“Ukrayna’ya gidelim” dendiği an gözümün önüne gelen ilk manzara senelerdir gitmeyi istediğim Aşk Tüneli. Aşk Tüneli, Tunnel of Love yada Ukyana’da dendiği gibi Tunel kokhannya ( Tünel Kohanni diye okunuyor. Yazılışı da тунель коханя böyle), yemyeşil ağaçların içinden geçen bir tren yolu. Her mevsim ayrı bir güzelliğe bürünen Aşk Tüneli en romantik rotalar arasında sayılabilir. Aşk Tüneli’nin, birbirine kavuşamayan aşıkları birleştirdiğinden tutunda eğer sevdiğiyle öpüşürse sonsuza kadar ayrılmayacağına dair bir sürü efsane duyacaksınız. Aslında soğuk savaş döneminde askeri bir üssü saklamak için yapılmış bir tren yolu. Böyle romantik bir manzaraya yakışmadı değil mi gerçekler?
Beni instagram hesabımdan takip etmeyi unutmayın. Hikayeler ve öne çıkanlarda çok şey anlatıyorum 😉
İnstagram: Nerdesinbahar
Aşk Tüneli yani Tunel Kokhannya’ye Gidebilecek miyim?

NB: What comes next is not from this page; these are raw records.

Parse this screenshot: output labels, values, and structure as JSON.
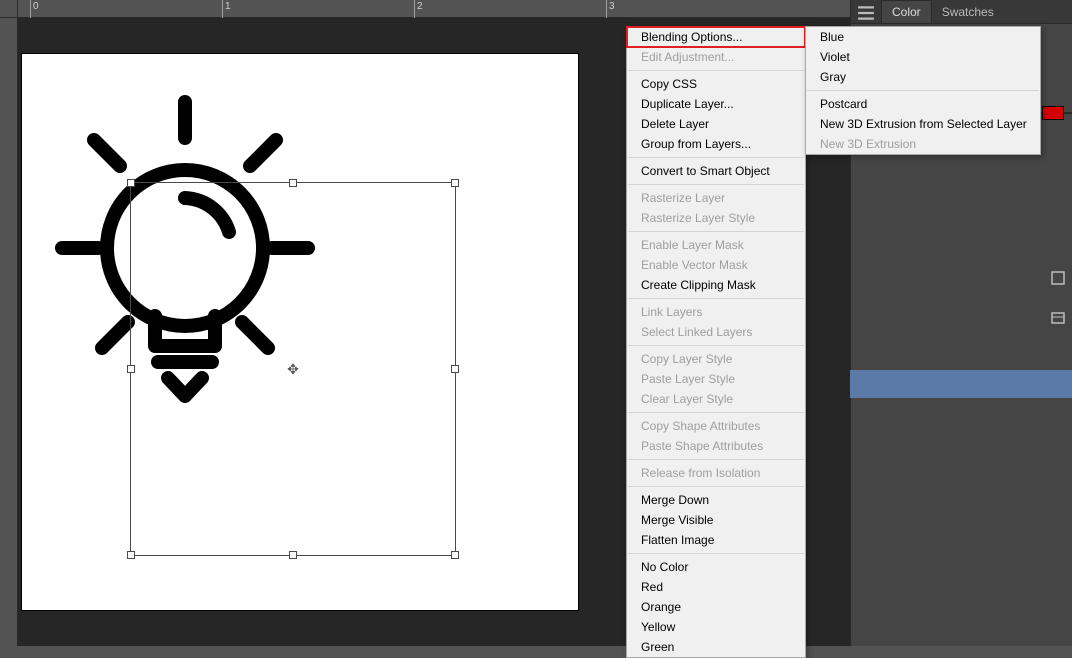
{
  "ruler": {
    "marks": [
      "0",
      "1",
      "2",
      "3"
    ]
  },
  "rightPanel": {
    "tabs": {
      "active": "Color",
      "other": "Swatches"
    }
  },
  "contextMenu": [
    {
      "label": "Blending Options...",
      "enabled": true,
      "highlight": true
    },
    {
      "label": "Edit Adjustment...",
      "enabled": false
    },
    null,
    {
      "label": "Copy CSS",
      "enabled": true
    },
    {
      "label": "Duplicate Layer...",
      "enabled": true
    },
    {
      "label": "Delete Layer",
      "enabled": true
    },
    {
      "label": "Group from Layers...",
      "enabled": true
    },
    null,
    {
      "label": "Convert to Smart Object",
      "enabled": true
    },
    null,
    {
      "label": "Rasterize Layer",
      "enabled": false
    },
    {
      "label": "Rasterize Layer Style",
      "enabled": false
    },
    null,
    {
      "label": "Enable Layer Mask",
      "enabled": false
    },
    {
      "label": "Enable Vector Mask",
      "enabled": false
    },
    {
      "label": "Create Clipping Mask",
      "enabled": true
    },
    null,
    {
      "label": "Link Layers",
      "enabled": false
    },
    {
      "label": "Select Linked Layers",
      "enabled": false
    },
    null,
    {
      "label": "Copy Layer Style",
      "enabled": false
    },
    {
      "label": "Paste Layer Style",
      "enabled": false
    },
    {
      "label": "Clear Layer Style",
      "enabled": false
    },
    null,
    {
      "label": "Copy Shape Attributes",
      "enabled": false
    },
    {
      "label": "Paste Shape Attributes",
      "enabled": false
    },
    null,
    {
      "label": "Release from Isolation",
      "enabled": false
    },
    null,
    {
      "label": "Merge Down",
      "enabled": true
    },
    {
      "label": "Merge Visible",
      "enabled": true
    },
    {
      "label": "Flatten Image",
      "enabled": true
    },
    null,
    {
      "label": "No Color",
      "enabled": true
    },
    {
      "label": "Red",
      "enabled": true
    },
    {
      "label": "Orange",
      "enabled": true
    },
    {
      "label": "Yellow",
      "enabled": true
    },
    {
      "label": "Green",
      "enabled": true
    }
  ],
  "submenu": [
    {
      "label": "Blue",
      "enabled": true
    },
    {
      "label": "Violet",
      "enabled": true
    },
    {
      "label": "Gray",
      "enabled": true
    },
    null,
    {
      "label": "Postcard",
      "enabled": true
    },
    {
      "label": "New 3D Extrusion from Selected Layer",
      "enabled": true
    },
    {
      "label": "New 3D Extrusion",
      "enabled": false
    }
  ]
}
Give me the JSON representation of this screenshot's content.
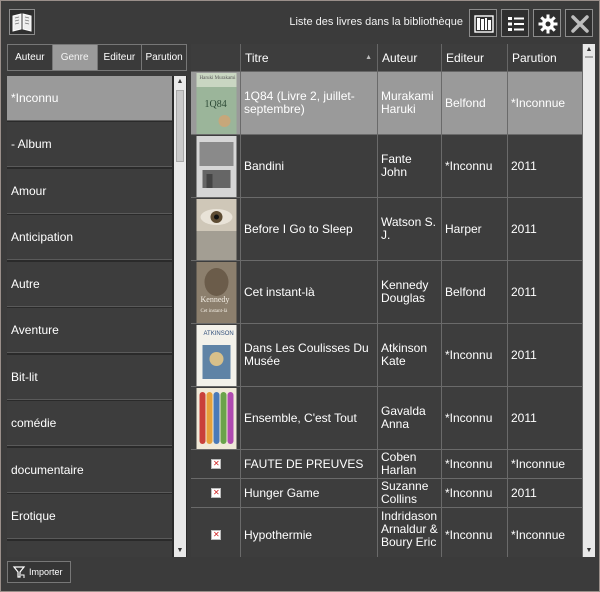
{
  "window": {
    "title": "Liste des livres dans la bibliothèque"
  },
  "toolbar": {
    "icons": [
      "book-icon",
      "library-shelf-icon",
      "list-icon",
      "gear-icon",
      "close-icon"
    ]
  },
  "tabs": [
    {
      "label": "Auteur",
      "active": false
    },
    {
      "label": "Genre",
      "active": true
    },
    {
      "label": "Editeur",
      "active": false
    },
    {
      "label": "Parution",
      "active": false
    }
  ],
  "genres": [
    {
      "label": "*Inconnu",
      "selected": true
    },
    {
      "label": "- Album",
      "selected": false
    },
    {
      "label": "Amour",
      "selected": false
    },
    {
      "label": "Anticipation",
      "selected": false
    },
    {
      "label": "Autre",
      "selected": false
    },
    {
      "label": "Aventure",
      "selected": false
    },
    {
      "label": "Bit-lit",
      "selected": false
    },
    {
      "label": "comédie",
      "selected": false
    },
    {
      "label": "documentaire",
      "selected": false
    },
    {
      "label": "Erotique",
      "selected": false
    }
  ],
  "table": {
    "columns": [
      "Titre",
      "Auteur",
      "Editeur",
      "Parution"
    ],
    "sort_indicator": "▲",
    "rows": [
      {
        "title": "1Q84 (Livre 2, juillet-septembre)",
        "author": "Murakami Haruki",
        "publisher": "Belfond",
        "year": "*Inconnue",
        "cover": "cover-1q84",
        "selected": true
      },
      {
        "title": "Bandini",
        "author": "Fante John",
        "publisher": "*Inconnu",
        "year": "2011",
        "cover": "cover-bandini",
        "selected": false
      },
      {
        "title": "Before I Go to Sleep",
        "author": "Watson S. J.",
        "publisher": "Harper",
        "year": "2011",
        "cover": "cover-before-i-go-to-sleep",
        "selected": false
      },
      {
        "title": "Cet instant-là",
        "author": "Kennedy Douglas",
        "publisher": "Belfond",
        "year": "2011",
        "cover": "cover-cet-instant-la",
        "selected": false
      },
      {
        "title": "Dans Les Coulisses Du Musée",
        "author": "Atkinson Kate",
        "publisher": "*Inconnu",
        "year": "2011",
        "cover": "cover-dans-les-coulisses",
        "selected": false
      },
      {
        "title": "Ensemble, C'est Tout",
        "author": "Gavalda Anna",
        "publisher": "*Inconnu",
        "year": "2011",
        "cover": "cover-ensemble-cest-tout",
        "selected": false
      },
      {
        "title": "FAUTE DE PREUVES",
        "author": "Coben Harlan",
        "publisher": "*Inconnu",
        "year": "*Inconnue",
        "cover": "broken-image-icon",
        "selected": false
      },
      {
        "title": "Hunger Game",
        "author": "Suzanne Collins",
        "publisher": "*Inconnu",
        "year": "2011",
        "cover": "broken-image-icon",
        "selected": false
      },
      {
        "title": "Hypothermie",
        "author": "Indridason Arnaldur & Boury Eric",
        "publisher": "*Inconnu",
        "year": "*Inconnue",
        "cover": "broken-image-icon",
        "selected": false
      }
    ]
  },
  "cover_texts": {
    "cover_1q84_author": "Haruki Murakami",
    "cover_1q84_title": "1Q84",
    "cover_kennedy_author": "Kennedy",
    "cover_kennedy_title": "Cet instant-là",
    "cover_atkinson_author": "ATKINSON"
  },
  "footer": {
    "import_label": "Importer"
  }
}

Aşk Tüneli’ne Türkiye’den giden o kadar az insan vardı ki, bir elin parmakları kadar ancak. Araştırma yaptığınızda hakkında yazılan yazılarında ne kadar az olduğunu göreceksiniz. Ben ne zaman gördüm ve nereden aklıma düştü hiçbir fikrim yok tabi… Daha Ukrayna’ya gitmeden başlıyorum araştırmalara. Aşk Tüneli’ne nasıl gidilir? Birkaç blogda yazıyor ama o tren biletini nasıl alacağımı yazmıyor. Daha pek çok şey gibi… Yine başa düştü iş. “Git yaşa ve anlat Bahar ” diyorum.
Lviv’e ulaştığımızda üç kişiyiz ve Aşk Tüneli meraklısı bir benim. Bir hayır, bir olursa da olur olmazsa da ve ben mutlak gidilecekler arasındayım. İner inmez ona buna sormaya başlıyorum. Aşk Tüneli diye sorduğum kimse bilmiyor. Önüme gelen her Ukrayna’lıya Aşk Tüneli’in fotoğrafını göstermişimdir sanırım. Çoğu fotoğrafı ilk defa görmüş olabilir hatta. “Ukrayna’da mı?” diye soruyor. Aşk Tüneli’ne giden bir tur arıyorum önce. Turla kolay gidebileceğimi düşünüyorum ama Lviv’den giden öyle bir tur yok tabii… Bir günlüğüne araba kiralayayım diyorum. Gördüğüm fiyatlara dudağım uçukluyor. Bla Bla Car, Uber dene allah dene yok olmuyor. Yol arkadaşlarıma diyorum “gidip gardan bilet” alalım. Pek oralı değiller. Gar şehir merkezine yarım saat uzaklıkta.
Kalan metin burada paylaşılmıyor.